Casing/cementing/zonal isolation

Cemented-Multistage-Sleeve Completion Improves Efficiency of Fracture Stimulation

The Eagle Ford shale in Zavala County, Texas, is similar to many high-carbonate-content oil-shale formations.

The Eagle Ford shale in Zavala County, Texas, is similar to many high-carbonate-content oil-shale formations. As with other shale plays, the industry has preferred using cemented lateral sections as the primary means of fracture-stage isolation, coupled with the plug-and-perforate (PAP) horizontal-completion technique. An alternative completion method, cemented multistage sleeves (CMSSs), recently improved efficiency and reduced completion cycle time. The 16-stage stimulation operation was completed in 24 hours with continuous pumping compared with an average of 3 days for PAP.

Introduction

This paper highlights the key well (Fig. 1) that successfully implemented the new CMSS completion technique. The key well has been compared to averages from wells using the PAP technique to illustrate how the CMSS technique was able to achieve the completion goals while dramatically increasing completion efficiency. The subject well was drilled to a measured depth (MD) of 11,965 ft, with a lateral length greater than 5,913 ft, and was completed using 16 stages of CMSS technology to fracture stimulate the entire lateral section, which was placed in the Eagle Ford shale.

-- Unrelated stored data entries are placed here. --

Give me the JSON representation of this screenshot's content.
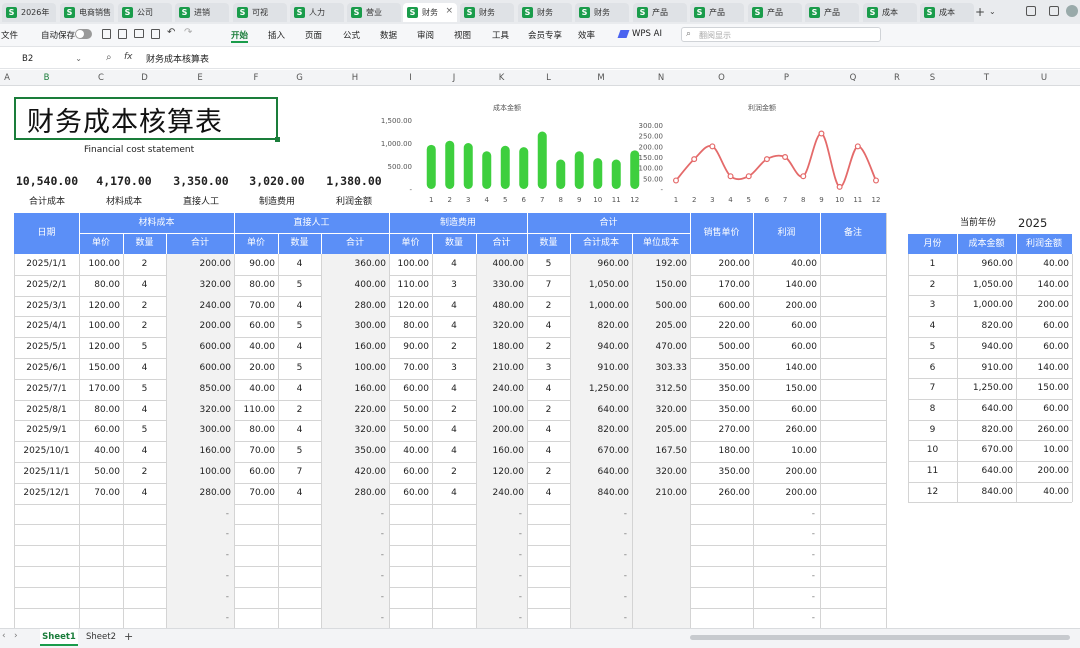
{
  "tabs": [
    {
      "label": "2026年",
      "active": false
    },
    {
      "label": "电商销售",
      "active": false
    },
    {
      "label": "公司",
      "active": false
    },
    {
      "label": "进销",
      "active": false
    },
    {
      "label": "可视",
      "active": false
    },
    {
      "label": "人力",
      "active": false
    },
    {
      "label": "营业",
      "active": false
    },
    {
      "label": "财务",
      "active": true
    },
    {
      "label": "财务",
      "active": false
    },
    {
      "label": "财务",
      "active": false
    },
    {
      "label": "财务",
      "active": false
    },
    {
      "label": "产品",
      "active": false
    },
    {
      "label": "产品",
      "active": false
    },
    {
      "label": "产品",
      "active": false
    },
    {
      "label": "产品",
      "active": false
    },
    {
      "label": "成本",
      "active": false
    },
    {
      "label": "成本",
      "active": false
    }
  ],
  "toolbar": {
    "file": "文件",
    "autosave": "自动保存",
    "menus": [
      "开始",
      "插入",
      "页面",
      "公式",
      "数据",
      "审阅",
      "视图",
      "工具",
      "会员专享",
      "效率"
    ],
    "wps_ai": "WPS AI",
    "search_placeholder": "翻阅显示"
  },
  "formula": {
    "cell_ref": "B2",
    "fx": "fx",
    "content": "财务成本核算表"
  },
  "columns": [
    "A",
    "B",
    "C",
    "D",
    "E",
    "F",
    "G",
    "H",
    "I",
    "J",
    "K",
    "L",
    "M",
    "N",
    "O",
    "P",
    "Q",
    "R",
    "S",
    "T",
    "U"
  ],
  "title": "财务成本核算表",
  "subtitle": "Financial cost statement",
  "summary": [
    {
      "value": "10,540.00",
      "label": "合计成本"
    },
    {
      "value": "4,170.00",
      "label": "材料成本"
    },
    {
      "value": "3,350.00",
      "label": "直接人工"
    },
    {
      "value": "3,020.00",
      "label": "制造费用"
    },
    {
      "value": "1,380.00",
      "label": "利润金额"
    }
  ],
  "table": {
    "groups": {
      "date": "日期",
      "material": "材料成本",
      "labor": "直接人工",
      "mfg": "制造费用",
      "total": "合计",
      "price": "销售单价",
      "profit": "利润",
      "note": "备注"
    },
    "sub": {
      "unit": "单价",
      "qty": "数量",
      "sum": "合计",
      "total_cost": "合计成本",
      "unit_cost": "单位成本"
    },
    "rows": [
      [
        "2025/1/1",
        "100.00",
        "2",
        "200.00",
        "90.00",
        "4",
        "360.00",
        "100.00",
        "4",
        "400.00",
        "5",
        "960.00",
        "192.00",
        "200.00",
        "40.00"
      ],
      [
        "2025/2/1",
        "80.00",
        "4",
        "320.00",
        "80.00",
        "5",
        "400.00",
        "110.00",
        "3",
        "330.00",
        "7",
        "1,050.00",
        "150.00",
        "170.00",
        "140.00"
      ],
      [
        "2025/3/1",
        "120.00",
        "2",
        "240.00",
        "70.00",
        "4",
        "280.00",
        "120.00",
        "4",
        "480.00",
        "2",
        "1,000.00",
        "500.00",
        "600.00",
        "200.00"
      ],
      [
        "2025/4/1",
        "100.00",
        "2",
        "200.00",
        "60.00",
        "5",
        "300.00",
        "80.00",
        "4",
        "320.00",
        "4",
        "820.00",
        "205.00",
        "220.00",
        "60.00"
      ],
      [
        "2025/5/1",
        "120.00",
        "5",
        "600.00",
        "40.00",
        "4",
        "160.00",
        "90.00",
        "2",
        "180.00",
        "2",
        "940.00",
        "470.00",
        "500.00",
        "60.00"
      ],
      [
        "2025/6/1",
        "150.00",
        "4",
        "600.00",
        "20.00",
        "5",
        "100.00",
        "70.00",
        "3",
        "210.00",
        "3",
        "910.00",
        "303.33",
        "350.00",
        "140.00"
      ],
      [
        "2025/7/1",
        "170.00",
        "5",
        "850.00",
        "40.00",
        "4",
        "160.00",
        "60.00",
        "4",
        "240.00",
        "4",
        "1,250.00",
        "312.50",
        "350.00",
        "150.00"
      ],
      [
        "2025/8/1",
        "80.00",
        "4",
        "320.00",
        "110.00",
        "2",
        "220.00",
        "50.00",
        "2",
        "100.00",
        "2",
        "640.00",
        "320.00",
        "350.00",
        "60.00"
      ],
      [
        "2025/9/1",
        "60.00",
        "5",
        "300.00",
        "80.00",
        "4",
        "320.00",
        "50.00",
        "4",
        "200.00",
        "4",
        "820.00",
        "205.00",
        "270.00",
        "260.00"
      ],
      [
        "2025/10/1",
        "40.00",
        "4",
        "160.00",
        "70.00",
        "5",
        "350.00",
        "40.00",
        "4",
        "160.00",
        "4",
        "670.00",
        "167.50",
        "180.00",
        "10.00"
      ],
      [
        "2025/11/1",
        "50.00",
        "2",
        "100.00",
        "60.00",
        "7",
        "420.00",
        "60.00",
        "2",
        "120.00",
        "2",
        "640.00",
        "320.00",
        "350.00",
        "200.00"
      ],
      [
        "2025/12/1",
        "70.00",
        "4",
        "280.00",
        "70.00",
        "4",
        "280.00",
        "60.00",
        "4",
        "240.00",
        "4",
        "840.00",
        "210.00",
        "260.00",
        "200.00"
      ]
    ],
    "empty_mark": "-"
  },
  "side": {
    "year_label": "当前年份",
    "year": "2025",
    "headers": [
      "月份",
      "成本金额",
      "利润金额"
    ],
    "rows": [
      [
        "1",
        "960.00",
        "40.00"
      ],
      [
        "2",
        "1,050.00",
        "140.00"
      ],
      [
        "3",
        "1,000.00",
        "200.00"
      ],
      [
        "4",
        "820.00",
        "60.00"
      ],
      [
        "5",
        "940.00",
        "60.00"
      ],
      [
        "6",
        "910.00",
        "140.00"
      ],
      [
        "7",
        "1,250.00",
        "150.00"
      ],
      [
        "8",
        "640.00",
        "60.00"
      ],
      [
        "9",
        "820.00",
        "260.00"
      ],
      [
        "10",
        "670.00",
        "10.00"
      ],
      [
        "11",
        "640.00",
        "200.00"
      ],
      [
        "12",
        "840.00",
        "40.00"
      ]
    ]
  },
  "sheets": [
    "Sheet1",
    "Sheet2"
  ],
  "colors": {
    "header_blue": "#5b8ff7",
    "bar_green": "#3ecf3e",
    "line_red": "#e46a6a",
    "accent_green": "#1a9c4b"
  },
  "chart_data": [
    {
      "type": "bar",
      "title": "成本金额",
      "categories": [
        "1",
        "2",
        "3",
        "4",
        "5",
        "6",
        "7",
        "8",
        "9",
        "10",
        "11",
        "12"
      ],
      "values": [
        960,
        1050,
        1000,
        820,
        940,
        910,
        1250,
        640,
        820,
        670,
        640,
        840
      ],
      "yticks": [
        "-",
        "500.00",
        "1,000.00",
        "1,500.00"
      ],
      "ylim": [
        0,
        1500
      ],
      "grid": false
    },
    {
      "type": "line",
      "title": "利润金额",
      "categories": [
        "1",
        "2",
        "3",
        "4",
        "5",
        "6",
        "7",
        "8",
        "9",
        "10",
        "11",
        "12"
      ],
      "values": [
        40,
        140,
        200,
        60,
        60,
        140,
        150,
        60,
        260,
        10,
        200,
        40
      ],
      "yticks": [
        "-",
        "50.00",
        "100.00",
        "150.00",
        "200.00",
        "250.00",
        "300.00"
      ],
      "ylim": [
        0,
        300
      ],
      "grid": false
    }
  ]
}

The CMSS technology allowed for 3.80 million lbm of proppant to be placed with 2,901,000 gal of fluid to fracture stimulate the wellbore at an average rate of 54 bbl/min. The 15 stages of stimulation were completed in just 24 hours with continuous pumping operations, compared with an estimated 3 days for a PAP completion and 5 days for previous wells in Fayette County, Texas.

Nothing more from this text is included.